Looking for issues to push in this year’s congressional elections, Senate Democrats are proposing a constitutional amendment that would enable government at the federal and state levels alike to heavily regulate campaign contributions and expenditures. The effort is driven by the Democrats’ intense disagreement with Supreme Court decisions on campaign finance. The amendment likely will fail, as it certainly should. As in so many areas of governance these days, liberty—here the freedom of speech protected by the First Amendment—is at stake.
The Democrats began talking up the ostensible need for a campaign finance amendment in the wake of the Supreme Court’s 2010 decision in Citizens United v. Federal Election Commission. There the Court held that the First Amendment prohibits the government from restricting independent campaign expenditures by corporations, associations, or labor unions. Now, in a case from the current term, McCutcheon v. FEC, the Court has ruled, again to the Democrats’ dismay, that the First Amendment prohibits restrictions on how much money an individual donor may contribute in total to all candidates or political committees.

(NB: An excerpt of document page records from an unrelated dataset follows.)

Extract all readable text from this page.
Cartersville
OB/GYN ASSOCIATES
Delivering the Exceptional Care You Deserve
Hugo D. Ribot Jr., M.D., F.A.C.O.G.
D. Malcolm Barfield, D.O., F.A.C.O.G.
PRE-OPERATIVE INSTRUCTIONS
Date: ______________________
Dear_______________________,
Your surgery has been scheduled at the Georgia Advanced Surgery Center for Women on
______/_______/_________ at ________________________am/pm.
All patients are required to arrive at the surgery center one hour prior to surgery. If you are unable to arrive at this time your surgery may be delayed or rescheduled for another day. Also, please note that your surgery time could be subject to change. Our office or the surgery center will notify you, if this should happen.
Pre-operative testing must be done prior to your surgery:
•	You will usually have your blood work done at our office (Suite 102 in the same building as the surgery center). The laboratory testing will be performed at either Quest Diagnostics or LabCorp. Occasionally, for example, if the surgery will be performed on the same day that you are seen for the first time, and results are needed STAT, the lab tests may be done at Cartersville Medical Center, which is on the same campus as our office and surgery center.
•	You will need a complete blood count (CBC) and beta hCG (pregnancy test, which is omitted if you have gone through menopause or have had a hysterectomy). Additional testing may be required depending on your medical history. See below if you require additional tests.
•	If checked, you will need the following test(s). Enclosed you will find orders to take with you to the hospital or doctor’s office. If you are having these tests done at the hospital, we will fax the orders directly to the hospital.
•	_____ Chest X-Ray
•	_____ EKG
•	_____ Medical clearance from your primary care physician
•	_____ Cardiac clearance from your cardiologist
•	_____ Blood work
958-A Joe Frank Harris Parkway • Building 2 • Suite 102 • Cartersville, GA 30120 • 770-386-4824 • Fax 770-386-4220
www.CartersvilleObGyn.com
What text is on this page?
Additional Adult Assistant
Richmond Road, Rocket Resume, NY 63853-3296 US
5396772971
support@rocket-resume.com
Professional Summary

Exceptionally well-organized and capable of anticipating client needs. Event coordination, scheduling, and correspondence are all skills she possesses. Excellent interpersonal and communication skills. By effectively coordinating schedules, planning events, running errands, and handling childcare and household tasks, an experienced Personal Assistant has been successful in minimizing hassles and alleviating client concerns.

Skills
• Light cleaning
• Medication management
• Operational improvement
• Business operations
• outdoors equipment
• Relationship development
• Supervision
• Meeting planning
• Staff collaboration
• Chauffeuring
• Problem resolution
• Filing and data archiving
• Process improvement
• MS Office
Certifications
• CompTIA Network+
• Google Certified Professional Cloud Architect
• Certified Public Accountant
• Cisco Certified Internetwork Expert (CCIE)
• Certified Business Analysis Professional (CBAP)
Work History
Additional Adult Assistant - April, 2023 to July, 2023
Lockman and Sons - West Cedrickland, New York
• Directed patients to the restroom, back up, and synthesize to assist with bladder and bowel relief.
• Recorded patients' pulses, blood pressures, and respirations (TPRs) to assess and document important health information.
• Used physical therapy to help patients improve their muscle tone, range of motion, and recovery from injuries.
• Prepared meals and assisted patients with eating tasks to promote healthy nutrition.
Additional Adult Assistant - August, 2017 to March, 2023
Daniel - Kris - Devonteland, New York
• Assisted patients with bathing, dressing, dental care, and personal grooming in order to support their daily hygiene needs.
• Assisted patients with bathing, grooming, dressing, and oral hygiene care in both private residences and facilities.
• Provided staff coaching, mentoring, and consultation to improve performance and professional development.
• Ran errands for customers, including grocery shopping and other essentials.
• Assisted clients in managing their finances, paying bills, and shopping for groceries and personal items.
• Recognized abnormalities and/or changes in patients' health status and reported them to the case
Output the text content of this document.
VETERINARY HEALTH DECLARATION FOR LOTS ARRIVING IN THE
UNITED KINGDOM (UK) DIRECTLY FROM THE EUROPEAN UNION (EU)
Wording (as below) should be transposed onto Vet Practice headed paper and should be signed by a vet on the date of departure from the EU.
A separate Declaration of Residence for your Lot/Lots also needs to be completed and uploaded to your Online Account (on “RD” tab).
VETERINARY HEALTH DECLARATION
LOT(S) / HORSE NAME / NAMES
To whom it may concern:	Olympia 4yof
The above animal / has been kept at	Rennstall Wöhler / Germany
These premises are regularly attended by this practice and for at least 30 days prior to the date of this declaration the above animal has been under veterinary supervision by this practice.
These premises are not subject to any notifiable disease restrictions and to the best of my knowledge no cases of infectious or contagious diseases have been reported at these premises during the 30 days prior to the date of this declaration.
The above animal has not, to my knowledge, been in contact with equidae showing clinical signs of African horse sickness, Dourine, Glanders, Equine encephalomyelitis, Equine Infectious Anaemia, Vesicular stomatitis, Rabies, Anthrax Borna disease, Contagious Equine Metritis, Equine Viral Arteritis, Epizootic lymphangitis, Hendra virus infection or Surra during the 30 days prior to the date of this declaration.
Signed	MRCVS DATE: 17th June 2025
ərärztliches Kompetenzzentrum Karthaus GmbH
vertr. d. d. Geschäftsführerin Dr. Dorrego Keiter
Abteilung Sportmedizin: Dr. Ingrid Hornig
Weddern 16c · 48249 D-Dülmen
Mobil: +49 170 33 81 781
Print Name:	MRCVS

The Democrats see Citizens United and McCutcheon, together with Buckley v. Valeo, the landmark 1976 case striking down restrictions on campaign expenditures, as the leading cases in a First Amendment jurisprudence that has wrongly limited the power of government to regulate campaign contributions and spending. Their amendment, drafted by New Mexico senator Tom Udall and cosponsored by 40 of his 55 Democratic (or independent) colleagues, would overrule that jurisprudence by establishing, in effect, a new Constitution for campaign finance.